Wrap yourself up in a bowl of this creamy, smoky, hearty Potato and Corn Chowder and ease yourself into the first week of fall.
While we are all wishing summer wasn’t over, we are also thinking about everything fall: cozy sweaters, colorful foliage, crisp mornings. What’s that? Yes, and pumpkin. We have plenty of time for pumpkin. We have to pace ourselves, people!
What I love about the cool weather coming back is the yearning for soup. Do people really yearn for soup? (FYI chowder is a rich soup!) It’s what I am yearning for, anyway!
This Smoky Potato and Corn Chowder is the perfect warm and fuzzy meal to go with your favorite warm and fuzzy blanket that you are curling up with right now reading this recipe.
I say, “Go and make it already!”
I used charred corn from Trader Joe’s here for easy chowder-making, and cashew cream to ensure a full-bodied bowl of goodness!
For garnish, I HIGHLY recommend tempeh bacon crumbles, corn kernels, thinly sliced scallions and a sprinkle of chipotle powder if you want to add some heat.
If you try this recipe, sing it loud in the comments! And if you love it as I know you will, sing it louder on Instagram and tag me so I can see you singing!

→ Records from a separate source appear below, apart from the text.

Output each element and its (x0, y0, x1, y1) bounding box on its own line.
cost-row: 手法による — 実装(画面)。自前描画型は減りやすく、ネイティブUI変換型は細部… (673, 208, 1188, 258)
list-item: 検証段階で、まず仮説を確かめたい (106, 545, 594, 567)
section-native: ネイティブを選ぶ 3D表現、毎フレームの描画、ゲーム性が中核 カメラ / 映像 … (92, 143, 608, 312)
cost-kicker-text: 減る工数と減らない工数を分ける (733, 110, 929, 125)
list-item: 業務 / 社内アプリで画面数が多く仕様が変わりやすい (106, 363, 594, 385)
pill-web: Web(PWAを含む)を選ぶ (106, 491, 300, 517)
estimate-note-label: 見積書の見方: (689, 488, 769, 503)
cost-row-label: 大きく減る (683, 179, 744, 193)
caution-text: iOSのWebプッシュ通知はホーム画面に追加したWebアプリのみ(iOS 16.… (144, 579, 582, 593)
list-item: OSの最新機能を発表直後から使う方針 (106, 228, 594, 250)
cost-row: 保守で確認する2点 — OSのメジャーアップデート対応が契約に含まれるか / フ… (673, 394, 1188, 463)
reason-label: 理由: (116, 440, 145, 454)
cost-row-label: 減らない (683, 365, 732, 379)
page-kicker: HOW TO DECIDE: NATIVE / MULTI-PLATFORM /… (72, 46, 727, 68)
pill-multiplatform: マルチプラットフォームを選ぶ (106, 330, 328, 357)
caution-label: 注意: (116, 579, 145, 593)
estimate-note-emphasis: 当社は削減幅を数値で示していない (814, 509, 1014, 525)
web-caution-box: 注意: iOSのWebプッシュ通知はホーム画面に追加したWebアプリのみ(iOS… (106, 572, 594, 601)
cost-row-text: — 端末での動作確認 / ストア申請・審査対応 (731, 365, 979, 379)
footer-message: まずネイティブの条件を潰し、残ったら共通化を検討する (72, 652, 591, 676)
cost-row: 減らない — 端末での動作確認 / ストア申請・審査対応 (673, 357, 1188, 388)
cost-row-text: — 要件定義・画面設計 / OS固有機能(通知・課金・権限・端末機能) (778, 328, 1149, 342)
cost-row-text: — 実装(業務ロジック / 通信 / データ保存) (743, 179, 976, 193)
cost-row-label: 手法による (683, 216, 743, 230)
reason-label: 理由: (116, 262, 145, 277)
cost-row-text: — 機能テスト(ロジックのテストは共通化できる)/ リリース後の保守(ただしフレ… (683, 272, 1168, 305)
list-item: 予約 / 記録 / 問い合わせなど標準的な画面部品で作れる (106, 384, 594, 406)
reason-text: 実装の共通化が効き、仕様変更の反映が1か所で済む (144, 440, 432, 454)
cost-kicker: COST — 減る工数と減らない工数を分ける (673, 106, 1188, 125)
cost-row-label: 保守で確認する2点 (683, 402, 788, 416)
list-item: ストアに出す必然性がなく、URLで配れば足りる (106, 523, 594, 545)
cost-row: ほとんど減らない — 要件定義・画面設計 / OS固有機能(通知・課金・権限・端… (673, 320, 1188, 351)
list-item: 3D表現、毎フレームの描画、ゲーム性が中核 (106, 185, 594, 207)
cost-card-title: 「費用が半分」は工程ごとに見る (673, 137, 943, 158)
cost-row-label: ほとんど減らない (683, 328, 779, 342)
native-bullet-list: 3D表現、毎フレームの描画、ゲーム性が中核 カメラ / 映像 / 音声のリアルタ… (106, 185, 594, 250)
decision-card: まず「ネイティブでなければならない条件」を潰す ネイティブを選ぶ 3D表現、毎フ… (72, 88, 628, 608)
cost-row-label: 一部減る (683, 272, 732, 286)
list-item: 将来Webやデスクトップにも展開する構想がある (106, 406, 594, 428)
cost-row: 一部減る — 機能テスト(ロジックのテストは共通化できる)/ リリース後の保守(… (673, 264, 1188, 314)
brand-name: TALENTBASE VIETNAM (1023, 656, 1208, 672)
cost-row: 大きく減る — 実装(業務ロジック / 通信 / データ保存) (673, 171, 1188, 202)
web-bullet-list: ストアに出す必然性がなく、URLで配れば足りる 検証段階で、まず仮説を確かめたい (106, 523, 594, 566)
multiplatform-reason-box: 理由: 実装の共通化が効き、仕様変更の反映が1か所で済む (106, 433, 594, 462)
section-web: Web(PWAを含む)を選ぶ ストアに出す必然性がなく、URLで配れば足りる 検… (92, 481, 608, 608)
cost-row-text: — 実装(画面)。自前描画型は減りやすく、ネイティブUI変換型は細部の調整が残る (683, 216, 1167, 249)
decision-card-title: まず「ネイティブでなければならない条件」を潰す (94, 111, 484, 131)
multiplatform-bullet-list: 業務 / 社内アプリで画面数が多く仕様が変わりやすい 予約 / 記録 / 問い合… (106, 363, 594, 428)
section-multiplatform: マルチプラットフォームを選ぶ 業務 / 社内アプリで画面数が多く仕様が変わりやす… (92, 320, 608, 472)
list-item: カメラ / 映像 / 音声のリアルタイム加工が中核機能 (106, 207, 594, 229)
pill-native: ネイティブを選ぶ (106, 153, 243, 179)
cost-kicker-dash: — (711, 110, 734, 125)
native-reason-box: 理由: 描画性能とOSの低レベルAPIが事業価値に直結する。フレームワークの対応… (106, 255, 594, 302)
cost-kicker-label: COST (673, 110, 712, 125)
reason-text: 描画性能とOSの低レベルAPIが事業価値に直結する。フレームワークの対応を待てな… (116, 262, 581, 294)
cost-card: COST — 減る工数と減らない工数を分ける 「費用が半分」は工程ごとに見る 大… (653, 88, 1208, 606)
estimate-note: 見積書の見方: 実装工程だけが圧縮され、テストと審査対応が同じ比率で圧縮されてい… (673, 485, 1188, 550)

Happy Fall and Happy Cooking!
Vegan Smoky Potato and Corn Chowder
- 1 tablespoon olive oil
- 1 large onion, chopped
- 3 cloves garlic
- 1 tablespoon brown sugar
- 1 tablespoon nutritional yeast
- 4 cups water
- 1 pound yellow potatoes, washed cut into bitesize cubes I used baby fingerling potatoes and cut them bitesize.
- 2 cups frozen corn I used frozen charred corn from Trader Joe's
- 2 teaspoons smoked paprika
- 1/2 cup raw cashews
- 1 teaspoon salt
- 1/2 teaspoon ground black pepper
- Tempeh Bacon Recipe here: https://realfoodkindfood.com/2020/08/28/vegan-pasta-and-peas/
- thinly sliced scallions
- corn kernels
- chipotle powder
- Heat olive oil in a large pot over medium heat. Add onion, cook 5-7 minutes until translucent.
- Add garlic, cook one minute more.
- Add brown sugar and cook for about 3 minutes stirring continuously.
- Add nutritional yeast and stir to combine.
- Add water and potatoes. Bring to a boil. You can turn up heat. When it reaches a boil, lower heat and simmer for about 10 minutes or until the potatoes are cooked and soft.
- When potatoes are done, add corn and cook about 3 minutes until heated through. Add smoked paprika.
- With an immersion blender, puree about 3/4 of the chowder leaving it a little chunky so you can still see some of the corn. Or put 3/4 of the soup in a blender and pulse until relatively smooth. You want a lot of texture still.
- In a blender, puree cashews with 1/2 cup water until smooth. This may take a few minutes depending on the speed and power of your blender.
- Stir cashew cream into the chowder until incorporated and remove from heat. Garnish and enjoy!